Fang's expression quickly sobered. "What for?"

"I'm not sure." Noel adjusted his grip on Sarga's reins. "But before you leave... Have a word with her, if you will."

"We will." Lightning had her own curiosity of the woman that Fang had shown her in a memory, one who held a tone of voice that she swore she recognized. "Thank you, Noel... We'll say goodbye again before we go."

"You'd better." Noel quickly winked at them both, leading Sarga back out into the training grounds. "Not to ruin the surprise, but... Stick around for dinner, Heloise has something planned."

And with that, both Fang and Lightning approached the seaside tower, making their up way to meet with the seeress herself.


Sunlight spilled down throughout the rounded room, and a few sticks of incense burned faintly into the daylight hours.
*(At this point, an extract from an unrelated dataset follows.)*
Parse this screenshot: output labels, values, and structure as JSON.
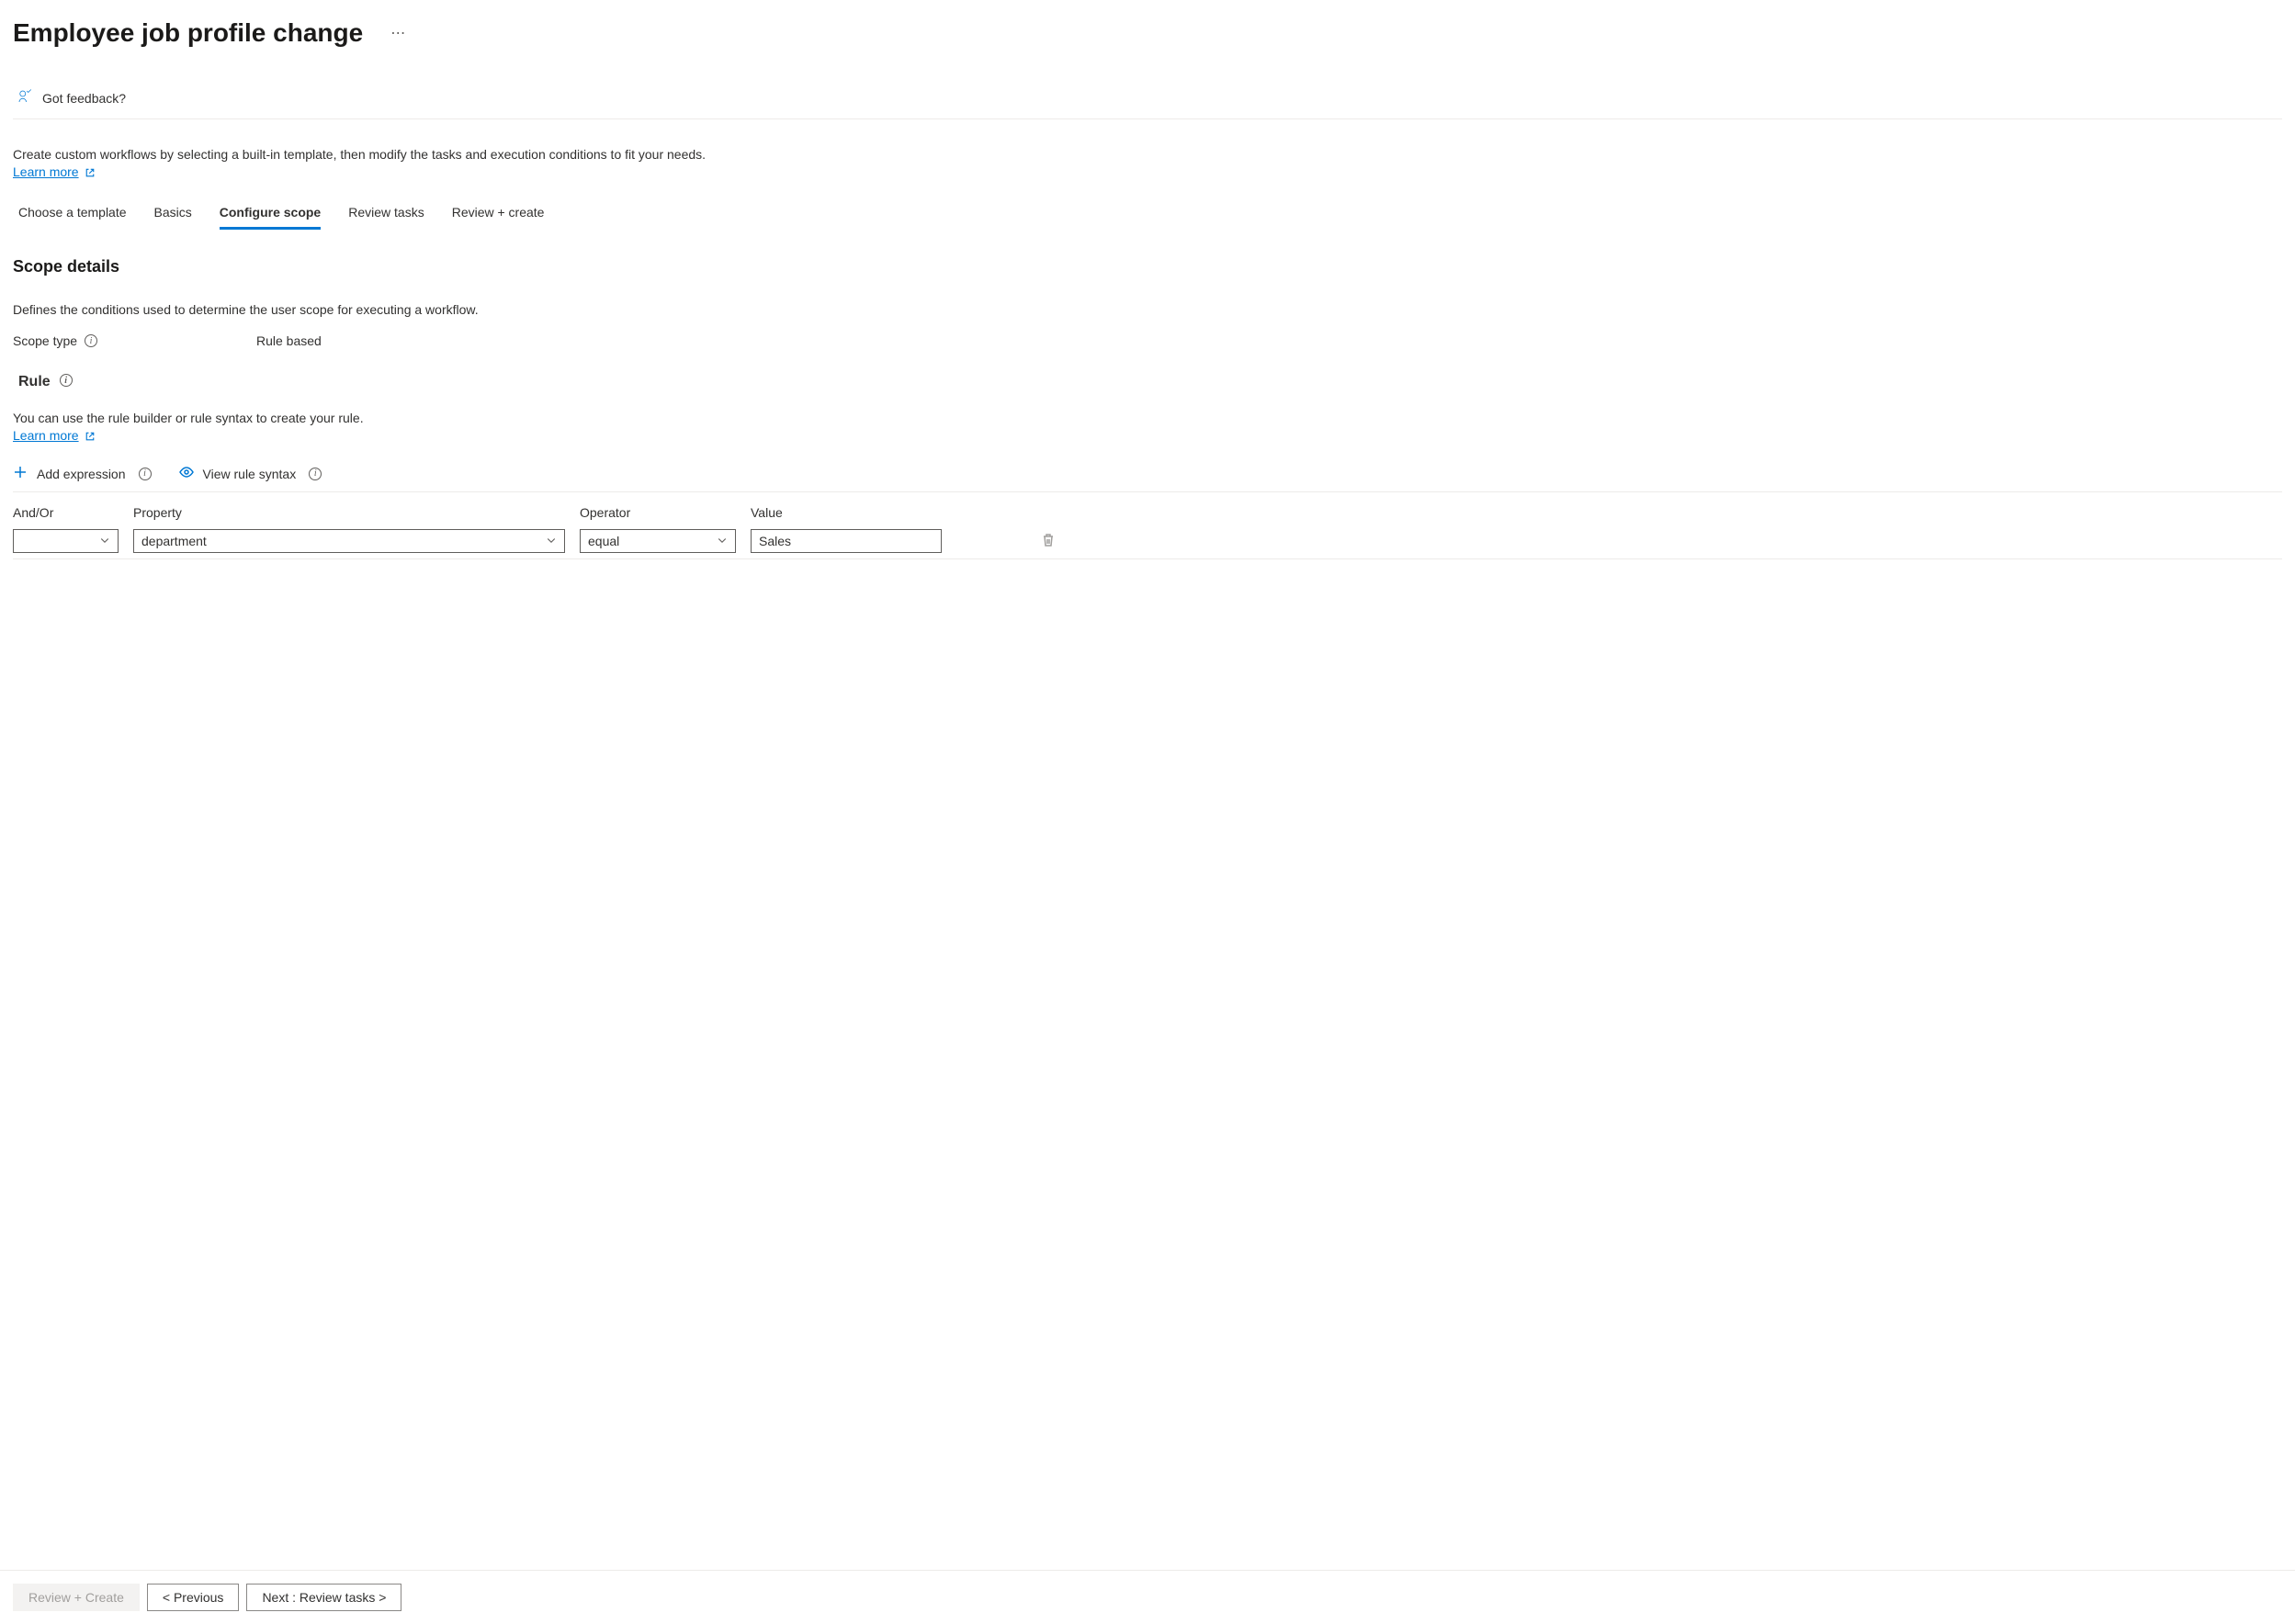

A trio of figures rested there upon the cushioned floor, speaking in low tones.

"It is a difficult outcome to see." Yeul's face, without her mask, it revealed that her features were rather youthful, yet still very wise. "I sensed one of my own kind... But my own presence is cloaked out of necessity."
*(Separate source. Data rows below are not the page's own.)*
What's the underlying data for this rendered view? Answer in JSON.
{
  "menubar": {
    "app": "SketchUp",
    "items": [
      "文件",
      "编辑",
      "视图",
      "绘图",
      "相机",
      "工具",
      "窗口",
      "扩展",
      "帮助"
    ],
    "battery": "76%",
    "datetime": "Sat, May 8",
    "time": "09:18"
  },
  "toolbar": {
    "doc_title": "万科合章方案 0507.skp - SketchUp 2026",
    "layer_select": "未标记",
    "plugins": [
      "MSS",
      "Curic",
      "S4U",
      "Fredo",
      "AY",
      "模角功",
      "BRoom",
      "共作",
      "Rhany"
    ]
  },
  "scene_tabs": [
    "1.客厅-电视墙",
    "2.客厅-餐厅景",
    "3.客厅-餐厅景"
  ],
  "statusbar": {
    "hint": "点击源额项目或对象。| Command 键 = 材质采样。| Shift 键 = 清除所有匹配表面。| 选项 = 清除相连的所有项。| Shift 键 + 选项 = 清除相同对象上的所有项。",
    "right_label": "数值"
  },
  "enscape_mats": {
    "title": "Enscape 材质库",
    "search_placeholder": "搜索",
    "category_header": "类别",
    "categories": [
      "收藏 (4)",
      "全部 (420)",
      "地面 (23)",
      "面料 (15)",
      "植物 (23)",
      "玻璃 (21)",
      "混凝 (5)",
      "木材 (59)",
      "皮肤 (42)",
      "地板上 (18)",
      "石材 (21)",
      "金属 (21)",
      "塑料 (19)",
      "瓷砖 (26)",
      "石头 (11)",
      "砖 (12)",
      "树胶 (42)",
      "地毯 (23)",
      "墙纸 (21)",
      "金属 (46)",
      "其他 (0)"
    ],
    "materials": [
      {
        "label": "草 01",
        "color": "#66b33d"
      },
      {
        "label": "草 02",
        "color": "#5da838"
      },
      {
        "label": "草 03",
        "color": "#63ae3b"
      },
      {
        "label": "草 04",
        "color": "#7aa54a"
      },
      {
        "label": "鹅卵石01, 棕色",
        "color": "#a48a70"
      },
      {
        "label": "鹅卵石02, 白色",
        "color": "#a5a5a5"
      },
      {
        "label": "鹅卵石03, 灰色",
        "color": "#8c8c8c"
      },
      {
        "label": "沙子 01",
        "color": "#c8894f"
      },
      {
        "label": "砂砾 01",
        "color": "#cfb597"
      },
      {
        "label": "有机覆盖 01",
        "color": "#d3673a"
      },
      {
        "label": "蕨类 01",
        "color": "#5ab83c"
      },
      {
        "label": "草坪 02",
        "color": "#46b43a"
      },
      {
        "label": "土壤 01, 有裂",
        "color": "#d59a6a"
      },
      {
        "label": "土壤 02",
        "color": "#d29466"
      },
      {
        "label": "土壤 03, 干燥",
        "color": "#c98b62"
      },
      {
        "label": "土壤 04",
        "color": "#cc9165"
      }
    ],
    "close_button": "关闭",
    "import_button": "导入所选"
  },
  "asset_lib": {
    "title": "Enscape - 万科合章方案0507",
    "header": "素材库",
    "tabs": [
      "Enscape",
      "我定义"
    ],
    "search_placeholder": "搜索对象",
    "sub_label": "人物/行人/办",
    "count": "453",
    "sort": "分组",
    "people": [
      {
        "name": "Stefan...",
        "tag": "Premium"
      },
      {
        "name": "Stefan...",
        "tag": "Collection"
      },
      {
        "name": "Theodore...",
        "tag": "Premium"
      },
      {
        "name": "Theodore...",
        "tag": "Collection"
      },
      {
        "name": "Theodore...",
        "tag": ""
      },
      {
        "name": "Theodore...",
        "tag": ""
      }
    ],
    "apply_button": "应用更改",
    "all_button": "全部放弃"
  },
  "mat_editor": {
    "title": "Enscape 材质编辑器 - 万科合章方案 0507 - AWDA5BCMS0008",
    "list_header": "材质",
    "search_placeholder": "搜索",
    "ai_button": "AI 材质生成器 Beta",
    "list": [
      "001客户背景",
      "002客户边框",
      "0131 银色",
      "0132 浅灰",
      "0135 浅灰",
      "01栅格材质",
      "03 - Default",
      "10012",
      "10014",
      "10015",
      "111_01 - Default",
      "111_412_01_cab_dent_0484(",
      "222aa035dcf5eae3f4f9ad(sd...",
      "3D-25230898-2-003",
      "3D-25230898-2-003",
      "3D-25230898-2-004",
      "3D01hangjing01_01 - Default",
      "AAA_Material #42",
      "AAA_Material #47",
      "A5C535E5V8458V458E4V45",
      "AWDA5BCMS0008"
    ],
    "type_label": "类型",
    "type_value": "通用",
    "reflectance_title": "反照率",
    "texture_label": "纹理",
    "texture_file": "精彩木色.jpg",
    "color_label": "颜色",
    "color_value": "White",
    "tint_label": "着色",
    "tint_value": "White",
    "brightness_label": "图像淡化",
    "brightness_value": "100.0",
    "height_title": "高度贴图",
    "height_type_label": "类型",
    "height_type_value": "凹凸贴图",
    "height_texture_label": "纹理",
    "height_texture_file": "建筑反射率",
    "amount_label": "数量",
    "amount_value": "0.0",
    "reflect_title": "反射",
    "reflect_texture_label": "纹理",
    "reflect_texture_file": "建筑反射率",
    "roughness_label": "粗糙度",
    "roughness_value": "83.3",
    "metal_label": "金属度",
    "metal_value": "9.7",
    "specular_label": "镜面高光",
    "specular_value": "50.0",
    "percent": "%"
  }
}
Fang spoke up from where she was sitting. "I'm guessing you don't intervene much in whatever the hunters decide to do."

"Never... Ah, hardly ever." Yeul's gaze flickered back to Fang. "The crown was enough to require more than mere advice."
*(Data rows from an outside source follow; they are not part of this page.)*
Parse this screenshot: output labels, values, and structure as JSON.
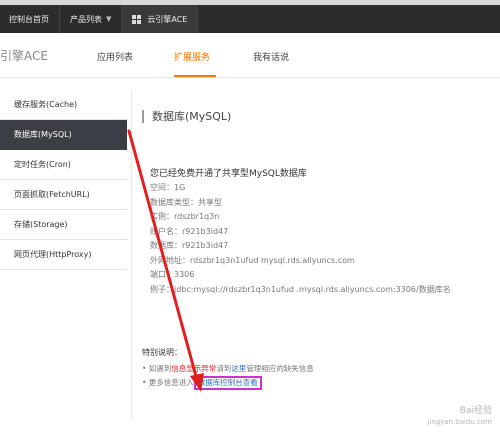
{
  "topbar": {
    "home": "控制台首页",
    "products": "产品列表",
    "app": "云引擎ACE"
  },
  "header": {
    "brand": "引擎ACE",
    "tabs": [
      "应用列表",
      "扩展服务",
      "我有话说"
    ]
  },
  "sidebar": {
    "items": [
      "缓存服务(Cache)",
      "数据库(MySQL)",
      "定时任务(Cron)",
      "页面抓取(FetchURL)",
      "存储(Storage)",
      "网页代理(HttpProxy)"
    ]
  },
  "main": {
    "title": "数据库(MySQL)",
    "info_title": "您已经免费开通了共享型MySQL数据库",
    "lines": [
      "空间：1G",
      "数据库类型：共享型",
      "实例：rdszbr1q3n",
      "账户名：r921b3id47",
      "数据库：r921b3id47",
      "外网地址：rdszbr1q3n1ufud          mysql.rds.aliyuncs.com",
      "端口：3306",
      "例子：jdbc:mysql://rdszbr1q3n1ufud       .mysql.rds.aliyuncs.com:3306/数据库名"
    ]
  },
  "notes": {
    "title": "特别说明：",
    "line1_prefix": "• 如遇到",
    "line1_red": "信息显示异常",
    "line1_mid": "请到",
    "line1_link": "这里",
    "line1_suffix": "管理相应的缺失信息",
    "line2_prefix": "• 更多信息进入",
    "line2_link": "数据库控制台查看"
  },
  "watermark": {
    "line1": "Bai经验",
    "line2": "jingyan.baidu.com"
  },
  "colors": {
    "accent": "#ff7200",
    "sidebar_active": "#3b3e44",
    "arrow": "#e02020",
    "highlight_box": "#cc33cc"
  }
}
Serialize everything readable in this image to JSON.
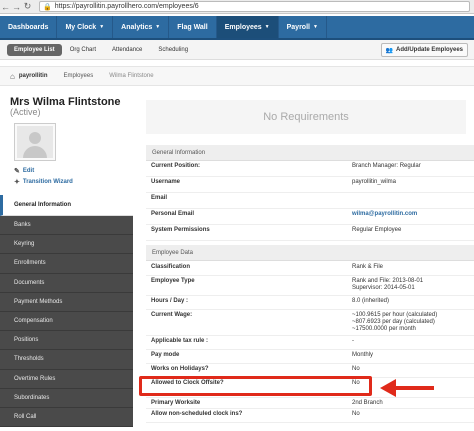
{
  "browser": {
    "url": "https://payrollitin.payrollhero.com/employees/6"
  },
  "topnav": [
    {
      "label": "Dashboards",
      "caret": false,
      "active": false
    },
    {
      "label": "My Clock",
      "caret": true,
      "active": false
    },
    {
      "label": "Analytics",
      "caret": true,
      "active": false
    },
    {
      "label": "Flag Wall",
      "caret": false,
      "active": false
    },
    {
      "label": "Employees",
      "caret": true,
      "active": true
    },
    {
      "label": "Payroll",
      "caret": true,
      "active": false
    }
  ],
  "subnav": {
    "items": [
      "Employee List",
      "Org Chart",
      "Attendance",
      "Scheduling"
    ],
    "add_button": "Add/Update Employees"
  },
  "breadcrumb": {
    "root": "payrollitin",
    "section": "Employees",
    "current": "Wilma Flintstone"
  },
  "profile": {
    "name": "Mrs Wilma Flintstone",
    "status": "(Active)",
    "edit": "Edit",
    "wizard": "Transition Wizard"
  },
  "menu": [
    "General Information",
    "Banks",
    "Keyring",
    "Enrollments",
    "Documents",
    "Payment Methods",
    "Compensation",
    "Positions",
    "Thresholds",
    "Overtime Rules",
    "Subordinates",
    "Roll Call"
  ],
  "main": {
    "no_requirements": "No Requirements",
    "general_header": "General Information",
    "general_rows": [
      {
        "label": "Current Position:",
        "value": "Branch Manager: Regular"
      },
      {
        "label": "Username",
        "value": "payrollitin_wilma"
      },
      {
        "label": "Email",
        "value": ""
      },
      {
        "label": "Personal Email",
        "value": "wilma@payrollitin.com"
      },
      {
        "label": "System Permissions",
        "value": "Regular Employee"
      }
    ],
    "employee_header": "Employee Data",
    "employee_rows": [
      {
        "label": "Classification",
        "value": "Rank & File"
      },
      {
        "label": "Employee Type",
        "value": "Rank and File: 2013-08-01\nSupervisor: 2014-05-01"
      },
      {
        "label": "Hours / Day :",
        "value": "8.0 (inherited)"
      },
      {
        "label": "Current Wage:",
        "value": "~100.9615 per hour (calculated)\n~807.6923 per day (calculated)\n~17500.0000 per month"
      },
      {
        "label": "Applicable tax rule :",
        "value": "-"
      },
      {
        "label": "Pay mode",
        "value": "Monthly"
      },
      {
        "label": "Works on Holidays?",
        "value": "No"
      },
      {
        "label": "Allowed to Clock Offsite?",
        "value": "No"
      },
      {
        "label": "Primary Worksite",
        "value": "2nd Branch"
      },
      {
        "label": "Allow non-scheduled clock ins?",
        "value": "No"
      }
    ]
  }
}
Lightning began to speak. "And you can communicate in dreams, like Fang can?"

"You are not one of this place." Yeul looked over at Lightning. "I knew you were a hunter, as they are, but your fate is more akin to that of a wanderer... I knew if my secret was to be revealed, you were the one to share it with."

Lightning took a moment to peer at the golden circlet atop Yeul's head, likely a ceremonial piece. "So none of them know you're a dragon?"

"None but the Shadow Hunter." Yeul sat shorter than either of them, a rather diminutive figure. "And now, the two of you... But I trust we can keep such a secret to ourselves?" She looked back into the depths of Fang's eyes. "I am loyal to those of Etro's faith, and to the goddess Etro herself."

Fang paused, almost as if she wasn't sure of what to say. "You're... Really one of Etro's?"

"Our blood is different." Yeul slowly reached up to lower her headdress, revealing the twin silver circles on either side of the decorative horns. "We are beings of life and fire, not of death and shadow... But she welcomes those who are willing to protect her way of being."

Fang nodded to herself. "The balance, you mean."

"Yes... We can overcome our base natures." Yeul looked at Fang with a memory in her eyes, visions of the great purges, of those who once slayed so many dragons, and of her own pact with the goddess of death. "We can learn to live as they do."

Fang kept her tone to a low murmur. "Yeah, and I'm glad of that... It's just hard to turn back to the gods after everything that's happened."

"It is understandable." Yeul lifted her headdress again. "The pain of their departure, the loss of the voices inside... They simply cannot reach us, not unless we meet them at least half of the way."

Lightning spoke up. "When I was taken from the city-" She almost seemed to doubt herself for a split second, before that steely sense of confidence forced itself back into her words. "I was either hallucinating, or I spoke with Bhunivelze."

Yeul's gaze seemed to drift off into the distance again, far away from the room they were in. "Our world is changing... We will all have our parts to play." She slowly rose to her feet, stepping silently towards the small windows of the tower. "The ocean once rose upon this very shore... The walls kept it at bay."

"The Pale Sea." Lightning felt her own voice darken at the memory. "You think it means something?"

Yeul slowly turned back to face them. "It all means something... We need only to try and reach it."